私都(きさいち)の谷は、県内でも最も多くの古代の釜跡が見つかっている地域で、土器の一大生産地として知られているほか、国中平野では八上郡(やかみごおり)の郡衙(ぐんが)(古代の郡の役所)や古代の寺院(土師百井廃寺)の跡が発見されていることから、八頭町には古くから大きな勢力があったことが考えられます。

霊石山
また、町内にある約500基の古墳のうち約200基が霊石山・中山の麓(ふもと)に集中しており、この地が特別なエリアであることがうかがわれます。

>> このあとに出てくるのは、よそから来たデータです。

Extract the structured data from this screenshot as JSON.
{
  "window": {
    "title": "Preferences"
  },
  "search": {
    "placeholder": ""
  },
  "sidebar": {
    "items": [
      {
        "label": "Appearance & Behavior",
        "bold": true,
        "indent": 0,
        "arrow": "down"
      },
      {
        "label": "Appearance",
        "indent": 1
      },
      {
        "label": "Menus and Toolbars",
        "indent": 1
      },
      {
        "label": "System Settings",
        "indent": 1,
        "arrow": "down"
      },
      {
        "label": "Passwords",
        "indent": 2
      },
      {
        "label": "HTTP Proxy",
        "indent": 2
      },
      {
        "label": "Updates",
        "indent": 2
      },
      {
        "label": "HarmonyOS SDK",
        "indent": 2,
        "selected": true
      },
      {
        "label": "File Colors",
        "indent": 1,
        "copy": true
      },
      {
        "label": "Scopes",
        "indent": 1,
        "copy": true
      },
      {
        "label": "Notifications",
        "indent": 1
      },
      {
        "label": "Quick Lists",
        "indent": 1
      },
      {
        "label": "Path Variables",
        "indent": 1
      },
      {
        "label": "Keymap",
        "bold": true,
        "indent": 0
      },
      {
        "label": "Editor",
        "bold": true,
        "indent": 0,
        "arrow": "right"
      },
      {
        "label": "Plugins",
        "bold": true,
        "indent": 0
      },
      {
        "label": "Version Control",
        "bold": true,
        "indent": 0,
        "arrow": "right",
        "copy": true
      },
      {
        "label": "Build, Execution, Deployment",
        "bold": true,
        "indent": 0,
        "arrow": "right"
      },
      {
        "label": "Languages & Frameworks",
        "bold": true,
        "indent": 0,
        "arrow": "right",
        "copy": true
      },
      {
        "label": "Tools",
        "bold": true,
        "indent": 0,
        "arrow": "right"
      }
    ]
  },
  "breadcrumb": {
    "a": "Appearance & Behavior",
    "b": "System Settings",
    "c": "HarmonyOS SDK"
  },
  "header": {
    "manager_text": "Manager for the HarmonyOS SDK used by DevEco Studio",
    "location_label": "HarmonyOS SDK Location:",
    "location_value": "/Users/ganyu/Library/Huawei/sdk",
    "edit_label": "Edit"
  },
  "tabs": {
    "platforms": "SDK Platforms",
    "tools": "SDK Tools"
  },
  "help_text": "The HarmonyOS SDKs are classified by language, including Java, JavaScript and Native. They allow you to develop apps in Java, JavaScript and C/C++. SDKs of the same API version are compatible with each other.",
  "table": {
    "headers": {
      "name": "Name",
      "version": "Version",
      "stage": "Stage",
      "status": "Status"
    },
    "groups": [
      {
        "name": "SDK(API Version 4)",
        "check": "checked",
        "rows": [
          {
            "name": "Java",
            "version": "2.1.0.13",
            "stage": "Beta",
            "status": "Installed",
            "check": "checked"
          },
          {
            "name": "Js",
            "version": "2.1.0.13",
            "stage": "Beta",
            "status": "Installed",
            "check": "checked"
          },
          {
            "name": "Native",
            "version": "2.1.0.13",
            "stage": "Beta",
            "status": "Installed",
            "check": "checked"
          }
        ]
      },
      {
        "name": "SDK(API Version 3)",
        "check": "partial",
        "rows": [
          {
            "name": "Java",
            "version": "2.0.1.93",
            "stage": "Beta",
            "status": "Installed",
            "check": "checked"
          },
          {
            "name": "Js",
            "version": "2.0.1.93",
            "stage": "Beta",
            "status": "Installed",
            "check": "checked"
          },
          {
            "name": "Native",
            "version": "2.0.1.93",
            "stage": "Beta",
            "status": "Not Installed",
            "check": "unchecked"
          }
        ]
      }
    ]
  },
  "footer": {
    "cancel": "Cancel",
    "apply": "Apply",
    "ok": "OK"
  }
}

この地には、天照大神(あまてらすおおみかみ)降臨伝説(こうりんでんせつ)と白兎伝説が残っています。

白兎神社について


青龍寺社殿
八頭町福本の白兎神社は、人皇第55代仁明天皇(833~850年)が在位された期間に位を戴いたと伝えられ、明治元年に村社となり、大正3年に同町宮谷(みやだに)の賀茂神社に合祀(ごうし)されました。その後社殿は同町下門尾の青龍寺に移建され、今日に至っています。
内陣(ないじん)の厨子に彫られた波ウサギは江戸時代の作とされています。白兎神社の鳥居は安永5年(1776年)、額には文政7年(1824年)と彫られています。


白兎神社

青龍寺


神ウサギ


神ウサギ
八頭町には白兎伝説が色濃く残されていて、いにしえより白兎神への信仰が脈々と息づいています。白兎伝説の里・八頭町の象徴として現代に蘇(よみがえ)ったのがこの兎のオブジェ(神ウサギ)です。
神話の中で、オホアナムヂ(大国主命(おおくにぬしのみこと))の教えに従って元通りの体になった兎は、「あの八十神(やそがみ)たちは、けっして八上姫(やかみひめ)を手に入れることは出来ないでしょう。あなた様が手に入れられるでしょう。」と予言しました。
すると、この白兎神である兎の予言通り、八十神たちに求婚されると、八上姫は、「私はあなたたちの言うことはききません。オホアナムヂの神様と結婚いたします。」と返答されました。
そして、大国主命と八上姫の恋のキューピットが因幡の素兎(シロウサギ)とされ、そのゆかりの地のひとつが、八頭町福本にある「白兎神社」です。